Dizzymare25 Wed 23-Nov-11 23:56:51

Well I have on,y just joined tonight and am typing this after nearly a bottle of wine following a row with my dd. My girl is 15 and I love her to pieces. Sometimes our relationship is great. She talks to me a lot about her friends and her bf and I try to be as supportive as I can. I organise girly days out at the theatre, take her and bf out etc and other times she talks to me Like I am dirt on her shoe - which I have real problems coping with. I don't swear but have just told her to f off and have confiscated her phone and computer until she can learn to communicate but I am gutted that I have reacted like this and feel like I have dug myself in a hole and feel so childish.

Superbitchmum Tue 29-Nov-11 01:00:03

I love MN, today especially, DD 13 decided this morning she could not go to school as she couldn't find her tie, had gotten upset and made her mascarra run. Cut long story short DD didn't go to sch instead snuck out of house, walked streets till neighbour spotted her and brought her home, all of which was about 1/2 hr and by which time I had discovered she was gone and had rang sch and police.
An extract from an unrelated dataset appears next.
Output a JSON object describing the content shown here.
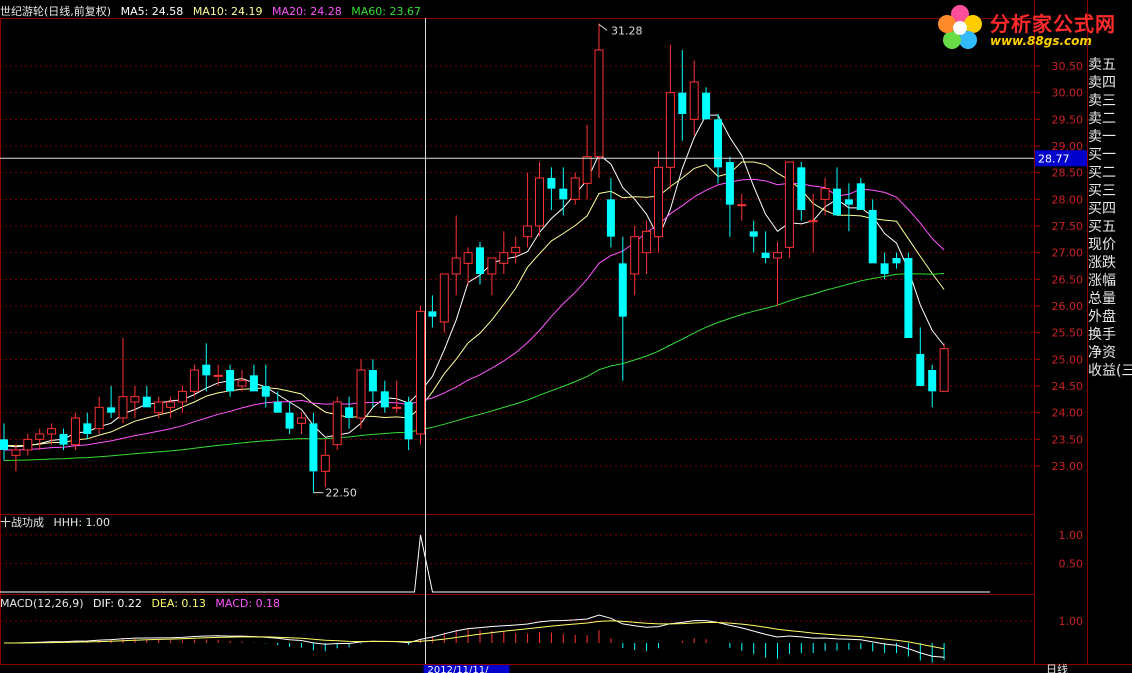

When she returned neighbour had been tearfully told what a horrible pathetic parent I was, that I was forcing her to go to sch when she wasn't ready. Neighbour finally convinced DD to go back to sch after lunch (I'd suggested same thing but of course that 'wasn't going to happen'). Took to sch. picked up both children at end of day to be verbally and physically abused from minute DD walked in. Have to admit retalilated but when your forced into a corner, literally, you panic. Have tried ignoring and walking away but when your followed from room to room and the front and back doors are locked to keep you in - what do you do?